お嬢様はお茶のときと異なり、今は赤紫色のローブを着ていた。


「さて、食事にしよう。

 安心しなさい。ノワールのマナーは然程難しくない。

 蛮国のように一つの食事を回して飲み食いしないし

 帝国や旧都のように良く分からないルールもない。」


教えてあげようと、


マナーに苦戦しつつの食事も恙なく(?)進み


「お茶の場の続きですけど、俺が呼ばれる理由って他にもあるんですか?」

「ああ、第二王息殿下の婚約者であるマジェンタ侯爵令嬢が君と同じ年頃だからじゃないかと」


ん?それって取り巻き探し?それとも監視役?


「でも、お嬢様。俺、女性でもないし貴族でもないですよ。」

「うん。だから二つの意味があるのだと考えられる。

 一つは、君との縁をつなぐこと。

 一つは、君を確保すること。」

「うん・・・うん?」

「運よく、第三王息殿下と第一王嬢殿下の覚え目出度い君なら、変な事しないだろうし。

 誉れ高くも庶民入学第一号と接点があるとなれば、それだけでも優位を保てる。」

「それと容姿だな」

「ん?容姿?」

「奇しくも黒目に黒髪の組み合わせは、この国に留まらず、周囲の国でも珍しいことなのだよ。

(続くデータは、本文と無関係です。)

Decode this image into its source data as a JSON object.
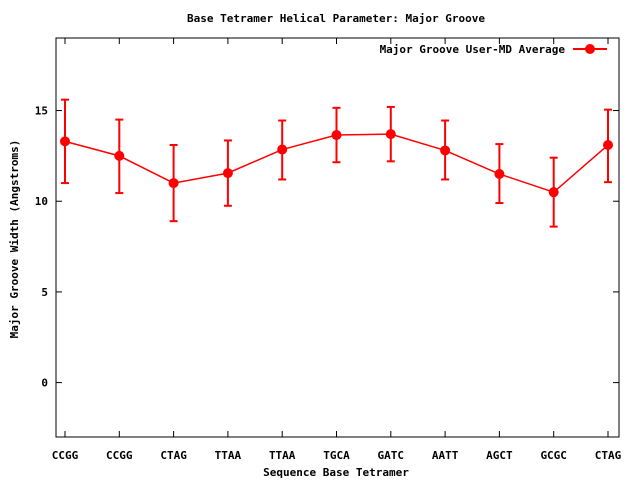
{
  "chart_data": {
    "type": "line",
    "title": "Base Tetramer Helical Parameter: Major Groove",
    "xlabel": "Sequence Base Tetramer",
    "ylabel": "Major Groove Width (Angstroms)",
    "categories": [
      "CCGG",
      "CCGG",
      "CTAG",
      "TTAA",
      "TTAA",
      "TGCA",
      "GATC",
      "AATT",
      "AGCT",
      "GCGC",
      "CTAG"
    ],
    "ylim": [
      -3,
      19
    ],
    "yticks": [
      0,
      5,
      10,
      15
    ],
    "legend_position": "top-right",
    "grid": false,
    "series": [
      {
        "name": "Major Groove User-MD Average",
        "color": "#ff0000",
        "values": [
          13.3,
          12.5,
          11.0,
          11.55,
          12.85,
          13.65,
          13.7,
          12.8,
          11.5,
          10.5,
          13.1
        ],
        "err_low": [
          11.0,
          10.45,
          8.9,
          9.75,
          11.2,
          12.15,
          12.2,
          11.2,
          9.9,
          8.6,
          11.05
        ],
        "err_high": [
          15.6,
          14.5,
          13.1,
          13.35,
          14.45,
          15.15,
          15.2,
          14.45,
          13.15,
          12.4,
          15.05
        ]
      }
    ]
  }
}
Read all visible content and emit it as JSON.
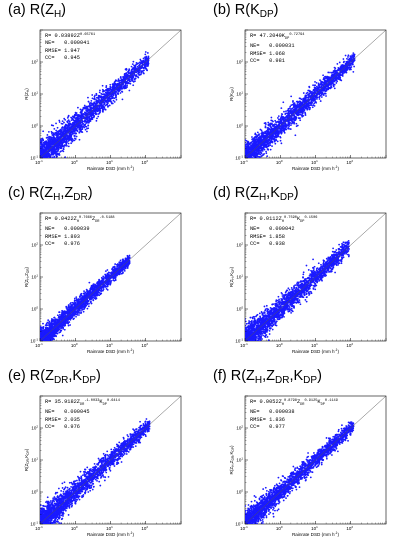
{
  "chart_data": [
    {
      "type": "scatter",
      "panel_label": "(a)",
      "title_base": "R(Z",
      "title_subs": [
        [
          "H",
          ")"
        ]
      ],
      "equation": {
        "lhs": "R=",
        "coef": "0.03892",
        "base": "Z",
        "base_sub": "",
        "exp": "0.65761",
        "extra": []
      },
      "stats": {
        "NE": "0.000041",
        "RMSE": "1.947",
        "CC": "0.945"
      },
      "xlabel": "Rainrate DSD (mm h",
      "xlabel_sup": "-1",
      "ylabel": "R(Z",
      "xlim": [
        0.1,
        1000
      ],
      "ylim": [
        0.1,
        1000
      ],
      "log": true,
      "x_ticks": [
        "10",
        "10",
        "10",
        "10"
      ],
      "x_tick_exps": [
        "-1",
        "0",
        "1",
        "2"
      ],
      "y_ticks": [
        "10",
        "10",
        "10",
        "10"
      ],
      "y_tick_exps": [
        "-1",
        "0",
        "1",
        "2"
      ],
      "point_color": "#1a1aff",
      "spread": 0.22,
      "upper": 120,
      "n": 2600
    },
    {
      "type": "scatter",
      "panel_label": "(b)",
      "title_base": "R(K",
      "title_subs": [
        [
          "DP",
          ")"
        ]
      ],
      "equation": {
        "lhs": "R=",
        "coef": "47.2049K",
        "base": "",
        "base_sub": "DP",
        "exp": "0.72794",
        "extra": []
      },
      "stats": {
        "NE": "0.000031",
        "RMSE": "1.068",
        "CC": "0.981"
      },
      "xlabel": "Rainrate DSD (mm h",
      "xlabel_sup": "-1",
      "ylabel": "R(K",
      "xlim": [
        0.1,
        1000
      ],
      "ylim": [
        0.1,
        1000
      ],
      "log": true,
      "x_ticks": [
        "10",
        "10",
        "10",
        "10"
      ],
      "x_tick_exps": [
        "-1",
        "0",
        "1",
        "2"
      ],
      "y_ticks": [
        "10",
        "10",
        "10",
        "10"
      ],
      "y_tick_exps": [
        "-1",
        "0",
        "1",
        "2"
      ],
      "point_color": "#1a1aff",
      "spread": 0.2,
      "upper": 130,
      "n": 2600
    },
    {
      "type": "scatter",
      "panel_label": "(c)",
      "title_base": "R(Z",
      "title_subs": [
        [
          "H",
          ",Z"
        ],
        [
          "DR",
          ")"
        ]
      ],
      "equation": {
        "lhs": "",
        "coef": "0.0422",
        "base": "Z",
        "base_sub": "H",
        "exp": "0.7666",
        "extra": [
          "Z",
          "DR",
          "-0.5188"
        ]
      },
      "stats": {
        "NE": "0.000039",
        "RMSE": "1.893",
        "CC": "0.976"
      },
      "xlabel": "Rainrate DSD (mm h",
      "xlabel_sup": "-1",
      "ylabel": "R(Z",
      "xlim": [
        0.1,
        1000
      ],
      "ylim": [
        0.1,
        1000
      ],
      "log": true,
      "x_ticks": [
        "10",
        "10",
        "10",
        "10"
      ],
      "x_tick_exps": [
        "-1",
        "0",
        "1",
        "2"
      ],
      "y_ticks": [
        "10",
        "10",
        "10",
        "10"
      ],
      "y_tick_exps": [
        "-1",
        "0",
        "1",
        "2"
      ],
      "point_color": "#1a1aff",
      "spread": 0.15,
      "upper": 35,
      "n": 2600
    },
    {
      "type": "scatter",
      "panel_label": "(d)",
      "title_base": "R(Z",
      "title_subs": [
        [
          "H",
          ",K"
        ],
        [
          "DP",
          ")"
        ]
      ],
      "equation": {
        "lhs": "",
        "coef": "0.0112",
        "base": "Z",
        "base_sub": "H",
        "exp": "0.7590",
        "extra": [
          "K",
          "DP",
          "0.1506"
        ]
      },
      "stats": {
        "NE": "0.000042",
        "RMSE": "1.858",
        "CC": "0.938"
      },
      "xlabel": "Rainrate DSD (mm h",
      "xlabel_sup": "-1",
      "ylabel": "R(Z",
      "xlim": [
        0.1,
        1000
      ],
      "ylim": [
        0.1,
        1000
      ],
      "log": true,
      "x_ticks": [
        "10",
        "10",
        "10",
        "10"
      ],
      "x_tick_exps": [
        "-1",
        "0",
        "1",
        "2"
      ],
      "y_ticks": [
        "10",
        "10",
        "10",
        "10"
      ],
      "y_tick_exps": [
        "-1",
        "0",
        "1",
        "2"
      ],
      "point_color": "#1a1aff",
      "spread": 0.22,
      "upper": 90,
      "n": 2600
    },
    {
      "type": "scatter",
      "panel_label": "(e)",
      "title_base": "R(Z",
      "title_subs": [
        [
          "DR",
          ",K"
        ],
        [
          "DP",
          ")"
        ]
      ],
      "equation": {
        "lhs": "R=",
        "coef": "35.9182Z",
        "base": "",
        "base_sub": "DR",
        "exp": "-1.0033",
        "extra": [
          "K",
          "DP",
          "0.6414"
        ]
      },
      "stats": {
        "NE": "0.000045",
        "RMSE": "2.035",
        "CC": "0.976"
      },
      "xlabel": "Rainrate DSD (mm h",
      "xlabel_sup": "-1",
      "ylabel": "R(Z",
      "xlim": [
        0.1,
        1000
      ],
      "ylim": [
        0.1,
        1000
      ],
      "log": true,
      "x_ticks": [
        "10",
        "10",
        "10",
        "10"
      ],
      "x_tick_exps": [
        "-1",
        "0",
        "1",
        "2"
      ],
      "y_ticks": [
        "10",
        "10",
        "10",
        "10"
      ],
      "y_tick_exps": [
        "-1",
        "0",
        "1",
        "2"
      ],
      "point_color": "#1a1aff",
      "spread": 0.2,
      "upper": 130,
      "n": 2600
    },
    {
      "type": "scatter",
      "panel_label": "(f)",
      "title_base": "R(Z",
      "title_subs": [
        [
          "H",
          ",Z"
        ],
        [
          "DR",
          ",K"
        ],
        [
          "DP",
          ")"
        ]
      ],
      "equation": {
        "lhs": "R=",
        "coef": "0.0052",
        "base": "Z",
        "base_sub": "H",
        "exp": "0.8798",
        "extra": [
          "Z",
          "DR",
          "0.9125",
          "K",
          "DP",
          "0.1149"
        ]
      },
      "stats": {
        "NE": "0.000038",
        "RMSE": "1.836",
        "CC": "0.977"
      },
      "xlabel": "Rainrate DSD (mm h",
      "xlabel_sup": "-1",
      "ylabel": "R(Z",
      "xlim": [
        0.1,
        1000
      ],
      "ylim": [
        0.1,
        1000
      ],
      "log": true,
      "x_ticks": [
        "10",
        "10",
        "10",
        "10"
      ],
      "x_tick_exps": [
        "-1",
        "0",
        "1",
        "2"
      ],
      "y_ticks": [
        "10",
        "10",
        "10",
        "10"
      ],
      "y_tick_exps": [
        "-1",
        "0",
        "1",
        "2"
      ],
      "point_color": "#1a1aff",
      "spread": 0.18,
      "upper": 120,
      "n": 2600
    }
  ]
}
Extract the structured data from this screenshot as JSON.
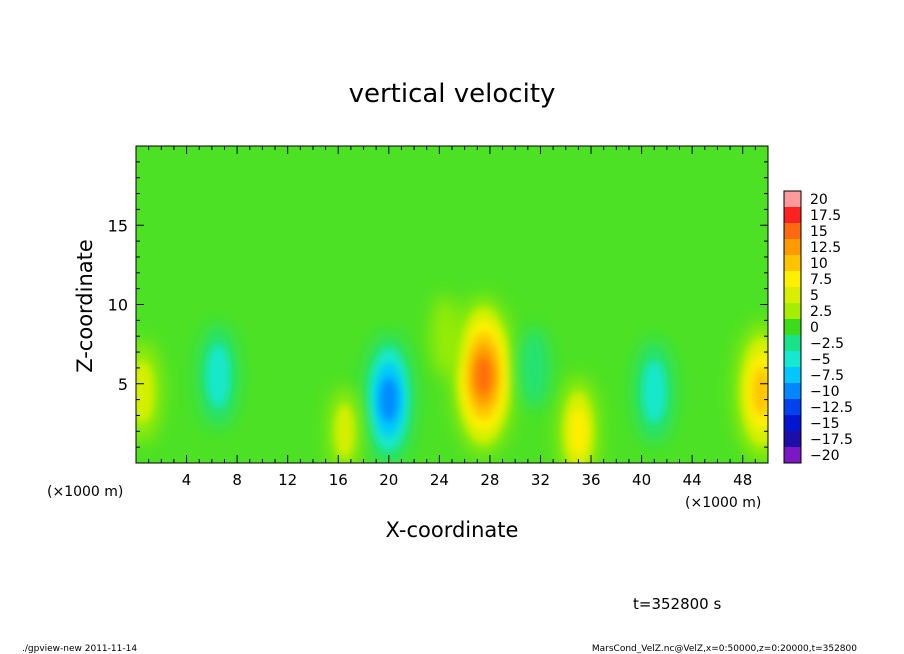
{
  "chart_data": {
    "type": "heatmap",
    "title": "vertical velocity",
    "xlabel": "X-coordinate",
    "ylabel": "Z-coordinate",
    "x_unit_left": "(×1000 m)",
    "x_unit_right": "(×1000 m)",
    "xlim": [
      0,
      50
    ],
    "ylim": [
      0,
      20
    ],
    "x_ticks": [
      "4",
      "8",
      "12",
      "16",
      "20",
      "24",
      "28",
      "32",
      "36",
      "40",
      "44",
      "48"
    ],
    "y_ticks": [
      "5",
      "10",
      "15"
    ],
    "time_label": "t=352800 s",
    "colorbar": {
      "levels": [
        "20",
        "17.5",
        "15",
        "12.5",
        "10",
        "7.5",
        "5",
        "2.5",
        "0",
        "−2.5",
        "−5",
        "−7.5",
        "−10",
        "−12.5",
        "−15",
        "−17.5",
        "−20"
      ],
      "colors": [
        "#ff9a9a",
        "#ff2020",
        "#ff6a10",
        "#ff9a00",
        "#ffc400",
        "#fff000",
        "#d8f000",
        "#a6ee00",
        "#3ddc1a",
        "#19e38a",
        "#14e8cf",
        "#00c8ff",
        "#0087ff",
        "#0043ee",
        "#0017cf",
        "#1e0ea8",
        "#7b18c4"
      ]
    },
    "background_color": "#4ce124",
    "features": [
      {
        "x": 27.5,
        "z": 5.5,
        "value": 14
      },
      {
        "x": 20.0,
        "z": 4.0,
        "value": -10
      },
      {
        "x": 49.5,
        "z": 4.5,
        "value": 11
      },
      {
        "x": 0.5,
        "z": 4.5,
        "value": 6
      },
      {
        "x": 35.0,
        "z": 2.0,
        "value": 7
      },
      {
        "x": 41.0,
        "z": 4.5,
        "value": -6
      },
      {
        "x": 6.5,
        "z": 5.5,
        "value": -6
      },
      {
        "x": 16.5,
        "z": 2.0,
        "value": 4
      },
      {
        "x": 31.5,
        "z": 6.0,
        "value": -3
      },
      {
        "x": 24.5,
        "z": 8.0,
        "value": 3
      }
    ]
  },
  "footer": {
    "left": "./gpview-new   2011-11-14",
    "right": "MarsCond_VelZ.nc@VelZ,x=0:50000,z=0:20000,t=352800"
  }
}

 良く知られているのは旧都の皇帝が確か黒目と黒髪だったとされているくらいだ。」

「あー。容姿・・・だけど、ただの庶民ですよ?」

「だからだ。変なのに変に担がれないように、薄くでも確保しておきたいのだろう。」

担ぐなら軽い方が良いと、庶民ならお手軽で便利だと、なるほど。

「王家の方々も大変ですね。」

「理解が早くて助かるが、一応当事者だからね?」

と、あきれた顔をされてしまった。

解せぬ。

「君にもメリットが無い訳ではない。

 順当に行けば、二人目の庶民入学者は、君の妹君だろ?

 彼女が入学してきたら、別の意味で大騒ぎになるぞ。」


うちの妹は母親に似て可愛い系の美人だ。

宿の看板娘としても人気が高く、二人を目当てに食事や泊まりに来る冒険者も多い。

でも、お嬢様のような貴族の令嬢ばかりの学園で、そんなに騒ぎになるのだろうか・・?


そんな疑問を抱いていると

「騒ぎになるから、いまのうちに鎮静化できる方を確保しておきなさい」


と忠告されてしまった。


食事を終えると、お嬢様は『明日も大変だろうから』と解放してくれた。

今回の旅で一番ふわふわのベッドに潜り、

今までの疲れを癒すかのように、

明日の戦いの前の活力を得るかのように、

俺はぐっすりと夢の中へと落ちていったのだった。